9 thoughts on “What’s In A Language?

  1. OH, YES! I never understand how the Americans get the British and Australian accents confused! Amazing – the accents are nothing alike!

    As for the spelling – you may have both languages selected – you actually have to de-select American English!

    My stock, standard example of the difference in language is this: “Be a love, chuck a slab in the esky and throw it in the boot”. An American never has ANY idea what I am saying! 🙂

    I hate the dropped “u” – it is not an improvement! 😆

    • I’m not sure what a slab or an esky are! Looking up… Oh, so Esky is a brand of coolers, so I presume a slab is a crate of beer? So that phrase has a slang word and a brand name, so I’m not surprised that Americans can’t understand – you have to give them a chance!

  2. I love how rich and varied language is throughout the world, but I do wholeheartedly agree that some of it is just ridiculous.

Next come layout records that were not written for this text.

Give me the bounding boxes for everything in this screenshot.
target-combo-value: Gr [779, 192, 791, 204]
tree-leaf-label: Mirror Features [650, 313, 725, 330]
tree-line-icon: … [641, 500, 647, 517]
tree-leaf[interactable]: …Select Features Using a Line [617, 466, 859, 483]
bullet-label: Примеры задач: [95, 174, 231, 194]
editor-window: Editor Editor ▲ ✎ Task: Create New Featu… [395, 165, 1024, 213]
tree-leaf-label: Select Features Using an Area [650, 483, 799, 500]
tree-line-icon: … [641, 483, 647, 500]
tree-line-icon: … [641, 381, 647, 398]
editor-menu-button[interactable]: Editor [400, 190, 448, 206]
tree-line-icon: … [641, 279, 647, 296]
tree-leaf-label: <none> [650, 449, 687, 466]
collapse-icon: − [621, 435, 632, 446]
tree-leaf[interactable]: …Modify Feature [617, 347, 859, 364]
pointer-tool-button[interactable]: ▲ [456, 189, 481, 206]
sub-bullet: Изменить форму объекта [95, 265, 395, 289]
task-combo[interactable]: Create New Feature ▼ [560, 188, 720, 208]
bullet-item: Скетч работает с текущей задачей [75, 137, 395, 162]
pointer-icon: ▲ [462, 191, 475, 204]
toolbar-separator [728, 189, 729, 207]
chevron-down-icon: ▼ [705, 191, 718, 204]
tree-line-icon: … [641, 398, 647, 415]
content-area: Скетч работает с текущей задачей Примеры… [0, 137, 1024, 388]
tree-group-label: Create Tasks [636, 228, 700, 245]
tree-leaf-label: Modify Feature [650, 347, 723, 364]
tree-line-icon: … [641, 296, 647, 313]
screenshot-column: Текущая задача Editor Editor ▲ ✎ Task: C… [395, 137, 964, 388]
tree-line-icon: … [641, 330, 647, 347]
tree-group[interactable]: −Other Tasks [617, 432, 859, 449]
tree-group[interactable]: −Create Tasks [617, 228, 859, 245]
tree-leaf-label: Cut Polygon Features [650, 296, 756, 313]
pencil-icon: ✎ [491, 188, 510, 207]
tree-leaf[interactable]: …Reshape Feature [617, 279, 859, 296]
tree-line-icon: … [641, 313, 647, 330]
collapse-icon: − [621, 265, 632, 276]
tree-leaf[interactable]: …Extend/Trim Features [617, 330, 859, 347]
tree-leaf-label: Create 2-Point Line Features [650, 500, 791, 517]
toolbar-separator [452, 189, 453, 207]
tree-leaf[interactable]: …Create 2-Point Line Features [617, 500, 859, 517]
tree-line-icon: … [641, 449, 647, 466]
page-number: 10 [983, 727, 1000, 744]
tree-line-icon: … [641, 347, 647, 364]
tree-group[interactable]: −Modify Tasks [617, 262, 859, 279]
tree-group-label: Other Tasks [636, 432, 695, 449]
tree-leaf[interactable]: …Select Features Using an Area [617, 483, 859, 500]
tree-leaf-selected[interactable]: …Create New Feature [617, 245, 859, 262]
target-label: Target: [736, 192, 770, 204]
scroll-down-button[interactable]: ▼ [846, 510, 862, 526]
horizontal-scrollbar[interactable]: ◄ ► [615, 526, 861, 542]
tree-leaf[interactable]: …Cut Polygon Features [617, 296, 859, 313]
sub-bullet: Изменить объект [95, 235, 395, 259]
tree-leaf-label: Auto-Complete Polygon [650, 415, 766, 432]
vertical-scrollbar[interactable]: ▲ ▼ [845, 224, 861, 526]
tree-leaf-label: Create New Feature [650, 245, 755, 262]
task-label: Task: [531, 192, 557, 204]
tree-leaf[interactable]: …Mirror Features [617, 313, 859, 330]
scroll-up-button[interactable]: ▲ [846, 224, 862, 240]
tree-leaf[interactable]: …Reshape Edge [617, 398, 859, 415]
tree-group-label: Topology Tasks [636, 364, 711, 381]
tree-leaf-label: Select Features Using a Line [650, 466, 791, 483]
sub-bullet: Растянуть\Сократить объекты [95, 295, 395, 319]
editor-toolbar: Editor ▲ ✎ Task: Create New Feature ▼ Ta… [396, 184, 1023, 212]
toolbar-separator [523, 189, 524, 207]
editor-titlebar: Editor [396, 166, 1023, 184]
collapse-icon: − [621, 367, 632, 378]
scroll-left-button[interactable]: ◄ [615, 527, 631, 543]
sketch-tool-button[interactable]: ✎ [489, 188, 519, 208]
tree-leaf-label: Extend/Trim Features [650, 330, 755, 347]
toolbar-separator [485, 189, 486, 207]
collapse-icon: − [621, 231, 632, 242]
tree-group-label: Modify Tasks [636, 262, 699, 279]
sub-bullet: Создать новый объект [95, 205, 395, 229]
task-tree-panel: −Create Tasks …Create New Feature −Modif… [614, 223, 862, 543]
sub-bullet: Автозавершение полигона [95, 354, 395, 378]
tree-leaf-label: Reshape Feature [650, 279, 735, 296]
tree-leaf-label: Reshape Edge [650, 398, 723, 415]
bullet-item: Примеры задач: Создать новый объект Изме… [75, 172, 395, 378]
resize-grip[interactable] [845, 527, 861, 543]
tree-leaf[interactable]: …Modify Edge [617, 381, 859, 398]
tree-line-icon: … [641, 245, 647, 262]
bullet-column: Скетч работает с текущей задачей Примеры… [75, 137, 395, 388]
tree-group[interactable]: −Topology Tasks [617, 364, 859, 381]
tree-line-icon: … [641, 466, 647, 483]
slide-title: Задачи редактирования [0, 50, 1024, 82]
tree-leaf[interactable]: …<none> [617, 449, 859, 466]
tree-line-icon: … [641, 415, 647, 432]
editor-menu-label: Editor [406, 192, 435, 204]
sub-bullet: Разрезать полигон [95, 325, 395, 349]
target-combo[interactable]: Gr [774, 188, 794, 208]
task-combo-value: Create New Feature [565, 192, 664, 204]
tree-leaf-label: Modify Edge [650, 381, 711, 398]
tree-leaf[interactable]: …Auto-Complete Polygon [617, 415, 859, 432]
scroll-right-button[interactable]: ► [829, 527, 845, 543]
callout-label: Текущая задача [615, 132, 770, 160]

    And speaking of accents, every now and then I’ll have customers at work ask me where in Australia I’m from. I HAVE NEVER BEEN TO AUSTRALIA IN MY LIFE. People are just as confused as everyone else, no matter where you are in the world! 😉

    • I agree variety is a good thing to a degree. It is only a problem when it causes communication problems.

  3. Using that pesky “u” in color or flavor gets me in trouble. I read so much British literature and so many British and Australian blogs, I add it without thinking sometimes. For an American to do that is pretentious. I guess we’re still bitter about that whole Revolutionary War thing.

    I’m with you on the made-up words, too. The absolute worst is when two slang words are combined to form an even more ridiculous non-word. Ex.) Chillaxin’

    Um, just out of curiosity, you know the gecko in the Geico insurance commercials? Could you tell me if he’s Australian or British? Because I certainly can’t tell the difference. 🙂

    • I just checked it out on You Tube and I can inform you that the gecko is English. Seemed a little cockney to me (like Michael Caine).

      Oh, and when you refer to a ‘British’ accent you actually mean English, don’t you? As Scottish is another distinct British accent which you will be familiar with.

      • Yes, English accent. Scottish, I recognize. 🙂 I actually knew the gecko was English. I was kidding, but obviously that doesn’t work if you’re not familiar with the GEICO commercials, does it?